## Data preparation

To get data for the segmetation step:

 1. Download data from Sentinel-2 using the DataRequest/download_data.py script
 2. Filter out cloudy images using the preprocessing/filtering.py script
 3. Set apart 20% of the data to save it for validation
 4. As not many images are left after this process, use the Augmentor library for data augmentation (this notebook)

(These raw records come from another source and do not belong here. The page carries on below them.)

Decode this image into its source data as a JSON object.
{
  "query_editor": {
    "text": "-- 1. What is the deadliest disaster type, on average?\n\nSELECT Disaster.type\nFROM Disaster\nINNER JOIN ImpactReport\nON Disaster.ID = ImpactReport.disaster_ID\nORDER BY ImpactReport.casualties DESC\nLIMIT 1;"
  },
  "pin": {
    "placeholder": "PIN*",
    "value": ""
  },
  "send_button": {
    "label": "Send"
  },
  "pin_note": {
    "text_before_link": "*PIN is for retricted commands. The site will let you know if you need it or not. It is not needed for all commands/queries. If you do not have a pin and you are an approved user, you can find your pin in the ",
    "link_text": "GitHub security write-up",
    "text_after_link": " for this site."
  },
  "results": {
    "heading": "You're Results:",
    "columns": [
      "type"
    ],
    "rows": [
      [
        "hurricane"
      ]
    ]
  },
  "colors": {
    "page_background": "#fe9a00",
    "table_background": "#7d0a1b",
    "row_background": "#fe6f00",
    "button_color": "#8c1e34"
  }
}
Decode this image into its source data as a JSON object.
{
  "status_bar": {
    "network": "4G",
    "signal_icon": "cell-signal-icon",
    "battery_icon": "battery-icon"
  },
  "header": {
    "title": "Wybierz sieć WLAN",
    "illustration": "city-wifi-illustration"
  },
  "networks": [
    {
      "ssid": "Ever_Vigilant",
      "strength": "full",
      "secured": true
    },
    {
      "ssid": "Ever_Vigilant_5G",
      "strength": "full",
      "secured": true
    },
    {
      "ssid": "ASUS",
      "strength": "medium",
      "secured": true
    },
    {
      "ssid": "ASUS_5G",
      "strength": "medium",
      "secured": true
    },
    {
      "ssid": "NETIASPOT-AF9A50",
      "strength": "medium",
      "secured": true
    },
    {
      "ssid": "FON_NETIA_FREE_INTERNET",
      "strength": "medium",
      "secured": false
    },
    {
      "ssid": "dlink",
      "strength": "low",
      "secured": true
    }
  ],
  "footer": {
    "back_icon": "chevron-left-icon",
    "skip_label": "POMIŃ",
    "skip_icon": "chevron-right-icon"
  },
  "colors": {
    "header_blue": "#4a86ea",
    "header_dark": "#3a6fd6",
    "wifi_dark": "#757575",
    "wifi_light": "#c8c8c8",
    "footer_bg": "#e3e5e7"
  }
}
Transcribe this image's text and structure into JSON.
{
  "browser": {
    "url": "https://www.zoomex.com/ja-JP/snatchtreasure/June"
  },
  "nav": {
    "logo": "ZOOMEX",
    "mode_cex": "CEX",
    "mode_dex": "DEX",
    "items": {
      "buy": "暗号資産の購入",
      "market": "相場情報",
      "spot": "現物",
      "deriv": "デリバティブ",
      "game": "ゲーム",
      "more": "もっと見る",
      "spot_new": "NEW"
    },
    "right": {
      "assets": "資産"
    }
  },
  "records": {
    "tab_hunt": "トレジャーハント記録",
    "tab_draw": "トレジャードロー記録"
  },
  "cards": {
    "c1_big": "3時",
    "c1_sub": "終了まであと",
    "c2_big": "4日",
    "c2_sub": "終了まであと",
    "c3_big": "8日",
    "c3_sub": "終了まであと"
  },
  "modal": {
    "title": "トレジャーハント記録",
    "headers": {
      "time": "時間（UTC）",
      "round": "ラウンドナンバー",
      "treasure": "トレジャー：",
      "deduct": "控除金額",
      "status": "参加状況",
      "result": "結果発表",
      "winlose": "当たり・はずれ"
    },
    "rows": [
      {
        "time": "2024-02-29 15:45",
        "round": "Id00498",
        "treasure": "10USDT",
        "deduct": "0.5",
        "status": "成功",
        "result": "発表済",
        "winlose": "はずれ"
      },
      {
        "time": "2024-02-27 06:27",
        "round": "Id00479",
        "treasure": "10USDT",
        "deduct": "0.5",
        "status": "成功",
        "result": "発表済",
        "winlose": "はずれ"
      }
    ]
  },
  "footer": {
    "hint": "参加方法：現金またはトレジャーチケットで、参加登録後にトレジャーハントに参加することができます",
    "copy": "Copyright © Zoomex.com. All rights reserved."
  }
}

Augmentor: https://github.com/mdbloice/Augmentor

In [12]:
import os
import sys
import glob
import random
sys.path.append('../util')
import myaugmentor

In [13]:
IMG_DIR = '../data/tulips/bloom/filtered/'
ext = '.png'

Lets set apart a fraction of the images, which will be used for validation. These images shouldnt be used as part of the base for the augmentations.

In [27]:
root = os.path.abspath(os.path.join(IMG_DIR, os.pardir))
val_dir = os.path.join(root, 'val')
os.makedirs(val_dir, exist_ok=True)

In [28]:
image_list = glob.glob(IMG_DIR + '*' + ext)

In [29]:
val = random.sample(image_list, int(len(image_list)*0.2))

In [30]:
for img in val:
    os.rename(img, os.path.join(val_dir, os.path.basename(img)))

In [31]:
p = myaugmentor.MyPipeline(IMG_DIR, output_directory=os.path.join(root, "train"))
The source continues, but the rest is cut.